Bring in real Pokémon cards You can go old school here. Have the kids bring in their favorite Pokémon card for show and tell. See if the characters are the same or different. Describe them. Ask questions about them. Make comments about them. You can pick up a pack at Target or Amazon or somewhere else for about $4 a pack.
Organize Pokémon Characters by Features/Descriptors Create a big chart on the SMART Board, a poster board, sticky notes, or just a plain piece of paper. Divide it up into characteristics. Have each other ask attribute questions. Is it big? Is it yellow? Is it furry? Does it fly? Does it swim? Is he on Team Red? Is it on Team Yellow? What is his special power? How many eyes does it have? Does it have legs?
Go Outside and Play Who doesn’t like going outside? This is a great opportunity to practice AAC skills in another environment. Make sure you know your surroundings and know what local laws are regarding trespassing. Think of the directives that the AAC user can give. Go there. Move right. Look by the tree. Get it! There is one. Did you see it? What did it look like? How many more should we get? Are we all done? Keep going. Do more. Lots more.
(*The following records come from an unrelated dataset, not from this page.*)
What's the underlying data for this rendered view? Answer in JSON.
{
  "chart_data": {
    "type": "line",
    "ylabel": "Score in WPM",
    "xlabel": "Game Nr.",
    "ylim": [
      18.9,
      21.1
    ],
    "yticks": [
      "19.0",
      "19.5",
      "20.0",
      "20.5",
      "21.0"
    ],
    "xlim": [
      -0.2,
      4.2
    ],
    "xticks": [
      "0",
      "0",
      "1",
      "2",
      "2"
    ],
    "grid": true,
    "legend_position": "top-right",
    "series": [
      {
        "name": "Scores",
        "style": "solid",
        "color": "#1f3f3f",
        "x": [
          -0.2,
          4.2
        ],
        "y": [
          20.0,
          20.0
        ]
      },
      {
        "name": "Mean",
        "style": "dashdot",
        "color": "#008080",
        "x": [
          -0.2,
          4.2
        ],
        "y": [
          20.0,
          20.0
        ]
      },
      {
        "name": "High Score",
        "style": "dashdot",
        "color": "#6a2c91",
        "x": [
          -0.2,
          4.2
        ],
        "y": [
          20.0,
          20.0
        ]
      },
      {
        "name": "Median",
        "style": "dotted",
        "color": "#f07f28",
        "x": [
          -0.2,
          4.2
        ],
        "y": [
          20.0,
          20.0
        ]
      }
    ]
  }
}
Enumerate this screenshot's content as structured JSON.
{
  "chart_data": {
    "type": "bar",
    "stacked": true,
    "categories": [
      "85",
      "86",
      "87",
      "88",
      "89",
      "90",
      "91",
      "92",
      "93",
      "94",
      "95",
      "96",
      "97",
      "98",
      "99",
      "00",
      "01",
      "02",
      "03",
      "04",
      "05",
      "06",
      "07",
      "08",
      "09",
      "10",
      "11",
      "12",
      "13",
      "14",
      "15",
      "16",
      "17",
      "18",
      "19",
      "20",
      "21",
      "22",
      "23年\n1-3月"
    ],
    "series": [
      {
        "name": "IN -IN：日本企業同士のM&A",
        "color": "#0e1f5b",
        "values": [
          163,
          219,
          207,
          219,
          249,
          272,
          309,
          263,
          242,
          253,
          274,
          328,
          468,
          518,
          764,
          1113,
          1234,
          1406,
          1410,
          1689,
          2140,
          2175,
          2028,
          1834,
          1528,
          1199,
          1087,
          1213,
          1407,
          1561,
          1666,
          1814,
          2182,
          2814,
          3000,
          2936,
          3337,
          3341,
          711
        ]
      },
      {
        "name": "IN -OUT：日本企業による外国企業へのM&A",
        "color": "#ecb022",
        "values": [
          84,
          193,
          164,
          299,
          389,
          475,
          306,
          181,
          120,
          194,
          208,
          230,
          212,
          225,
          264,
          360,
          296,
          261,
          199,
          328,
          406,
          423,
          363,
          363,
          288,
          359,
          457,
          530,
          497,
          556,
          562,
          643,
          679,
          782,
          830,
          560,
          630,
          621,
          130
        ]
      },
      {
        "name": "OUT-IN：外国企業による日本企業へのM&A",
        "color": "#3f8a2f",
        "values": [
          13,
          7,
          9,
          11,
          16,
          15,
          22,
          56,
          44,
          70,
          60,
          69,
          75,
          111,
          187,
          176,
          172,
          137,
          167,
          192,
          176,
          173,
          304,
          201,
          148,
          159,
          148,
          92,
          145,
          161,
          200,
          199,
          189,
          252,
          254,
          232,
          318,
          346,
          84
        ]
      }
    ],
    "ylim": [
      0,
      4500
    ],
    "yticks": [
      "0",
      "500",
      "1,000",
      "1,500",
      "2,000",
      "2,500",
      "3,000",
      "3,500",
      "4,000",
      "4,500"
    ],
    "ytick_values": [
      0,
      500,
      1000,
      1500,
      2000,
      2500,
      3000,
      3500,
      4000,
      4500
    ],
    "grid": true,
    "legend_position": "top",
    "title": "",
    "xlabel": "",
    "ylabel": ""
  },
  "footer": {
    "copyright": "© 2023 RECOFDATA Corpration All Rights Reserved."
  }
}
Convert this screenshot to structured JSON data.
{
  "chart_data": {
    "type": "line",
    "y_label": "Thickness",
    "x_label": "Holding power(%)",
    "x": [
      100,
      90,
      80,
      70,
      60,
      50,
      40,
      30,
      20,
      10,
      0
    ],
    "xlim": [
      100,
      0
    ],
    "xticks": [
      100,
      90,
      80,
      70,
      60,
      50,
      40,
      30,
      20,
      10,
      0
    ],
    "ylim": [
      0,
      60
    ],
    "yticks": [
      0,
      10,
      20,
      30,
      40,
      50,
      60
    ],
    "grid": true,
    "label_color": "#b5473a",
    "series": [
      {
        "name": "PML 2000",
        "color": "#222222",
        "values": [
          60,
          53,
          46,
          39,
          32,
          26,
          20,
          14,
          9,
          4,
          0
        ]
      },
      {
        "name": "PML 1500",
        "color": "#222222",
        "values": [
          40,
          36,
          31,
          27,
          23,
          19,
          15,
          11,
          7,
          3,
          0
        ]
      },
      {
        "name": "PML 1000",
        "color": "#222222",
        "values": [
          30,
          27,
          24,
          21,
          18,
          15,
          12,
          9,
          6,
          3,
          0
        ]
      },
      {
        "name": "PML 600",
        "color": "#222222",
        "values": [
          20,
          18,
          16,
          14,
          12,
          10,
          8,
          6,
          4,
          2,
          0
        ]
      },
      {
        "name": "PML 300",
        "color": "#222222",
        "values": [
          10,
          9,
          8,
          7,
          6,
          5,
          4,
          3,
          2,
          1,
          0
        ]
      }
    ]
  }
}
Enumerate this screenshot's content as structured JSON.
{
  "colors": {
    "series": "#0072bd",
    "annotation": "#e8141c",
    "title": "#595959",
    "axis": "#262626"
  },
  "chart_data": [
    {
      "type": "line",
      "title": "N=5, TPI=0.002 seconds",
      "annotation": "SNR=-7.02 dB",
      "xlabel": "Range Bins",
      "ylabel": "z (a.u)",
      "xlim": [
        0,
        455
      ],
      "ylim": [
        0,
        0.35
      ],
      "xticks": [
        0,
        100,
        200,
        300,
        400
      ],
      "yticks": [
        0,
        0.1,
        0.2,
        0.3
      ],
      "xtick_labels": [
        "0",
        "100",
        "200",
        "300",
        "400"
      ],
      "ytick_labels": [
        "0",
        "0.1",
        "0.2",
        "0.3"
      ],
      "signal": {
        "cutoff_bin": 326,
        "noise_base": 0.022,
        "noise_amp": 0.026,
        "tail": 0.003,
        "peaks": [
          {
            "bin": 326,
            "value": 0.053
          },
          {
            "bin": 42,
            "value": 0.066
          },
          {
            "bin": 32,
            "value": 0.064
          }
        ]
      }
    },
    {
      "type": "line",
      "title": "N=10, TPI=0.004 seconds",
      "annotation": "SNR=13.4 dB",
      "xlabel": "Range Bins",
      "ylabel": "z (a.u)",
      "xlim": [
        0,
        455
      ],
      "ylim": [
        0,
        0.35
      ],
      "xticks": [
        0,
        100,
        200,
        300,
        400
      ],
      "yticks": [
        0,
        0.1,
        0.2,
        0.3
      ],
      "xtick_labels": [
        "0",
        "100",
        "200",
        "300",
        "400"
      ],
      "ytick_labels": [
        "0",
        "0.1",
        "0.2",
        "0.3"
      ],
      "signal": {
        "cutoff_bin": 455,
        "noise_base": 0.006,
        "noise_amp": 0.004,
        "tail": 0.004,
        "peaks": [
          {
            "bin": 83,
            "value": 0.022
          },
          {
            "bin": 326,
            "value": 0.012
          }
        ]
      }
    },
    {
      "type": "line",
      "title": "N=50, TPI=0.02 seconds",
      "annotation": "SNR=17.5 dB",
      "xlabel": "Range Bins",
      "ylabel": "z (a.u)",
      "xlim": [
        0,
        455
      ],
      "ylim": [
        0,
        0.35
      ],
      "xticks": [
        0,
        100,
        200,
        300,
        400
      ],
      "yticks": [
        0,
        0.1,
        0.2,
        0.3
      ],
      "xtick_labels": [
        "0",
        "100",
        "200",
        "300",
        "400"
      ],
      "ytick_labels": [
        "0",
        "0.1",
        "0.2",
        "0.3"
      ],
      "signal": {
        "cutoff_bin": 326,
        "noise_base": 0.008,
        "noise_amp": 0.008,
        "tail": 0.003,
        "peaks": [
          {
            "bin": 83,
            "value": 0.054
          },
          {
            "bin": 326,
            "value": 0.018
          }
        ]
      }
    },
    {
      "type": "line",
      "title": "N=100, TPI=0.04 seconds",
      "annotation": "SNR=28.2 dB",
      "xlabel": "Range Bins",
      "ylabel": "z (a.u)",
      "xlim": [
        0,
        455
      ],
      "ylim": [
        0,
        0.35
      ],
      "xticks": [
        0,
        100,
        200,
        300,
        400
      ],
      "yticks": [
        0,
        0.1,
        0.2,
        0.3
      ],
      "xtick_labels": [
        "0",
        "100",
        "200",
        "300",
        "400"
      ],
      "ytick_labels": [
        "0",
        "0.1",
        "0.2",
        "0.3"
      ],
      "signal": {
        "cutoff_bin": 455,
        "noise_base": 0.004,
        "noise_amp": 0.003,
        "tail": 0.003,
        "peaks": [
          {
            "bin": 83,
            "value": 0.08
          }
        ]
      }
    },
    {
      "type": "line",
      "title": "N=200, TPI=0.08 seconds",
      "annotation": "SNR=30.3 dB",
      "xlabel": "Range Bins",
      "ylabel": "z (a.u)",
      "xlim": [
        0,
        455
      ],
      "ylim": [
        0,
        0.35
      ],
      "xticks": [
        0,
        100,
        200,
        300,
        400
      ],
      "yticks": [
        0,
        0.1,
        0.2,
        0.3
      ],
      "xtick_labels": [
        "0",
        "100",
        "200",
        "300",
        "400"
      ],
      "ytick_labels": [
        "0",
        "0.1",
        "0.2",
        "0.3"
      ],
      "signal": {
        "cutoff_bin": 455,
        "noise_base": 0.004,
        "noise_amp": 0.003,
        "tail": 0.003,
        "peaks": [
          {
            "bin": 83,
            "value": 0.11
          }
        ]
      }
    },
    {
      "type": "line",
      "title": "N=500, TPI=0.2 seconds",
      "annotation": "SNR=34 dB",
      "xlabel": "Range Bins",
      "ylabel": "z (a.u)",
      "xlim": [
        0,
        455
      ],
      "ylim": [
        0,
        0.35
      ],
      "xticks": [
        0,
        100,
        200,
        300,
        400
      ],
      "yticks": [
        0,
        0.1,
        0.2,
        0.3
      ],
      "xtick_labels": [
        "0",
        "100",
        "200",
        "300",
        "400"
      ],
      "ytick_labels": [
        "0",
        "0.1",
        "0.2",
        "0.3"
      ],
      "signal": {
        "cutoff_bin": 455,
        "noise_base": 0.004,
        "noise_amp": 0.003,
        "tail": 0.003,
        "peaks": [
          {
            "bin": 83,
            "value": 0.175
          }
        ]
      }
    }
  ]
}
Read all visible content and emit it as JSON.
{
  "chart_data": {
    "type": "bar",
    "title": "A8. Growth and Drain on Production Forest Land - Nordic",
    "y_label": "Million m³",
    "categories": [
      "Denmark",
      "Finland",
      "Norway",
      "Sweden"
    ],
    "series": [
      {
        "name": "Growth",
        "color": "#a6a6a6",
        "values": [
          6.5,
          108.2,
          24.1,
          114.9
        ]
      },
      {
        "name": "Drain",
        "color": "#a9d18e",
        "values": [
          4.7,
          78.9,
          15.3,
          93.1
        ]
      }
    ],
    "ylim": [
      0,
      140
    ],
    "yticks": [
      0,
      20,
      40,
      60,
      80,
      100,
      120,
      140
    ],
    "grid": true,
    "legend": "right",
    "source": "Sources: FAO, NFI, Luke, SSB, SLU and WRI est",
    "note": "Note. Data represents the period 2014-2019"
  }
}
See, you can pretty much make any activity an AAC/core vocabulary activity. It takes a bit of brainstorming, a little bit of tech savviness, and an attitude to get out and start doing! Share your fun Pokémon Go stories. How have you tried to incorporate it into a core vocabulary lesson?
On August 30, 2016, Guest said:
Wonderful post! I am also playing Pokeman Go with my son and I think it is fun. I can’t wait to see if this lesson works during a collaborative OT/Speech session with one of our kiddos.